Wuthering Heights - ITA
ITA's Wuthering Heights does not predict a romantic love story, but a look at what power does to people.
About how pain leads to more pain, how those who are trampled learn to trample.
Directed by Kjersti Horn and performed by the ITA Ensemble, Wuthering Heights is a raw, physical performance about class, desire and the cycle of violence passed down from generation to generation.
Wuthering Heights tells the story of Heathcliff and Catherine Earnshaw.
Heathcliff, a foundling who is taken into the Earnshaw family, grows up in a world of passion, jealousy and social tension.
A deep and instinctive bond develops between him and Catherine, but their love is undermined by pride, class and societal expectations.
Heathcliff is the outsider who was never truly accepted.

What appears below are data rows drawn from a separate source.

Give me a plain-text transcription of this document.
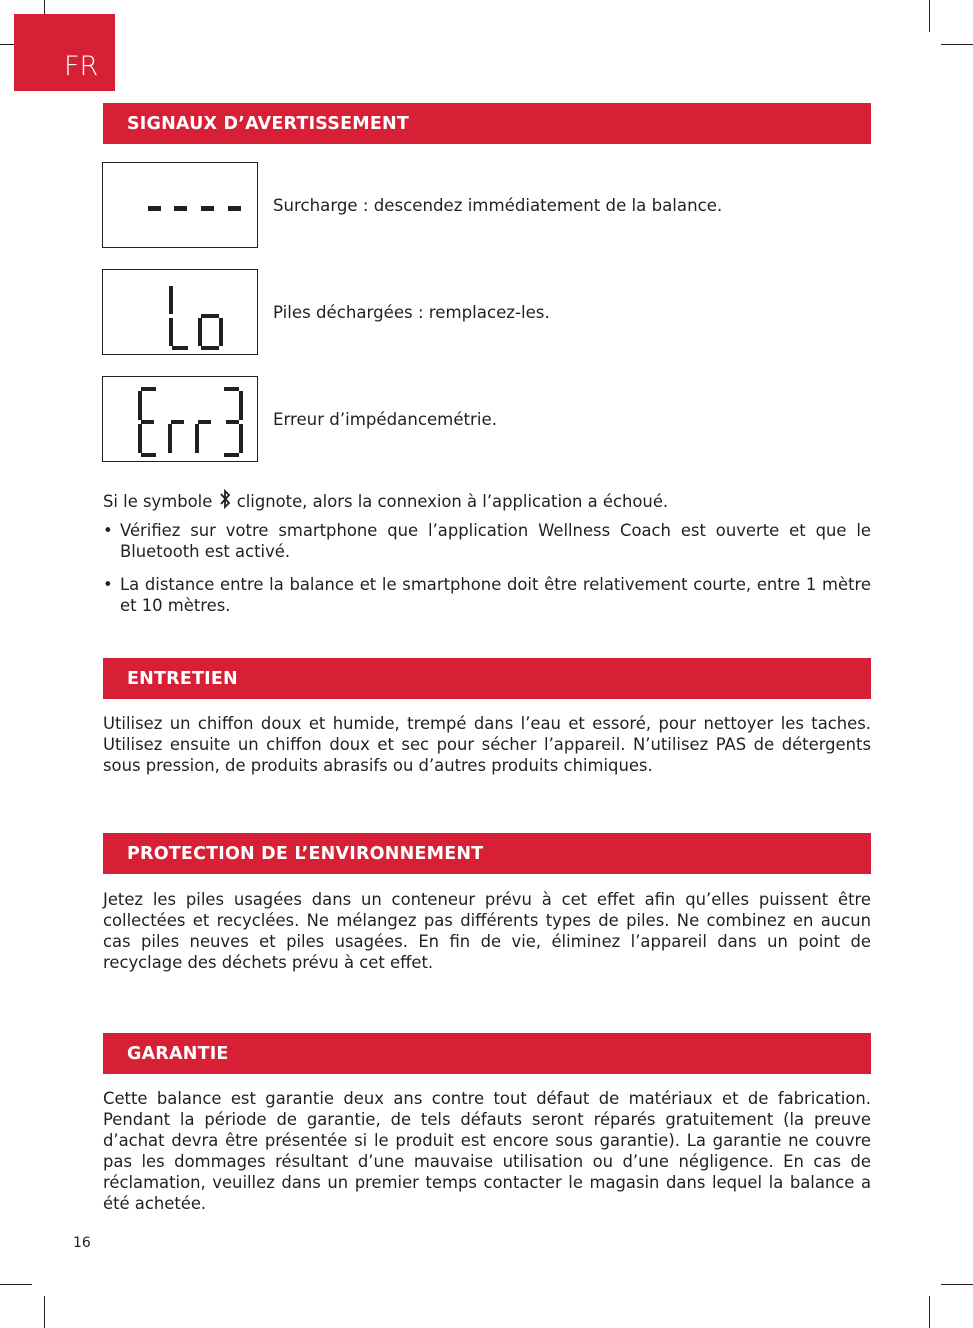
FR
SIGNAUX D’AVERTISSEMENT
Surcharge : descendez immédiatement de la balance.
Piles déchargées : remplacez-les.
Erreur d’impédancemétrie.
Si le symbole clignote, alors la connexion à l’application a échoué.
• Vérifiez sur votre smartphone que l’application Wellness Coach est ouverte et que le Bluetooth est activé.
• La distance entre la balance et le smartphone doit être relativement courte, entre 1 mètre et 10 mètres.
ENTRETIEN
Utilisez un chiffon doux et humide, trempé dans l’eau et essoré, pour nettoyer les taches. Utilisez ensuite un chiffon doux et sec pour sécher l’appareil. N’utilisez PAS de détergents sous pression, de produits abrasifs ou d’autres produits chimiques.
PROTECTION DE L’ENVIRONNEMENT
Jetez les piles usagées dans un conteneur prévu à cet effet afin qu’elles puissent être collectées et recyclées. Ne mélangez pas différents types de piles. Ne combinez en aucun cas piles neuves et piles usagées. En fin de vie, éliminez l’appareil dans un point de recyclage des déchets prévu à cet effet.
GARANTIE
Cette balance est garantie deux ans contre tout défaut de matériaux et de fabrication. Pendant la période de garantie, de tels défauts seront réparés gratuitement (la preuve d’achat devra être présentée si le produit est encore sous garantie). La garantie ne couvre pas les dommages résultant d’une mauvaise utilisation ou d’une négligence. En cas de réclamation, veuillez dans un premier temps contacter le magasin dans lequel la balance a été achetée.
16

Humiliated, stripped of language and status, deprived of everything that makes him human.
When he returns as a rich man, he takes revenge.
But revenge does not set him free.
Marked by humiliation, he has learned to reproduce the violence that once shaped him.
The oppressed becomes oppressor.
Catherine is trapped in another structure.
Torn between her love for Heathcliff and the expectations of the world around her, she chooses what is expected of her.
She betrays her own heart to follow the path set for her and pays a crushing price for it.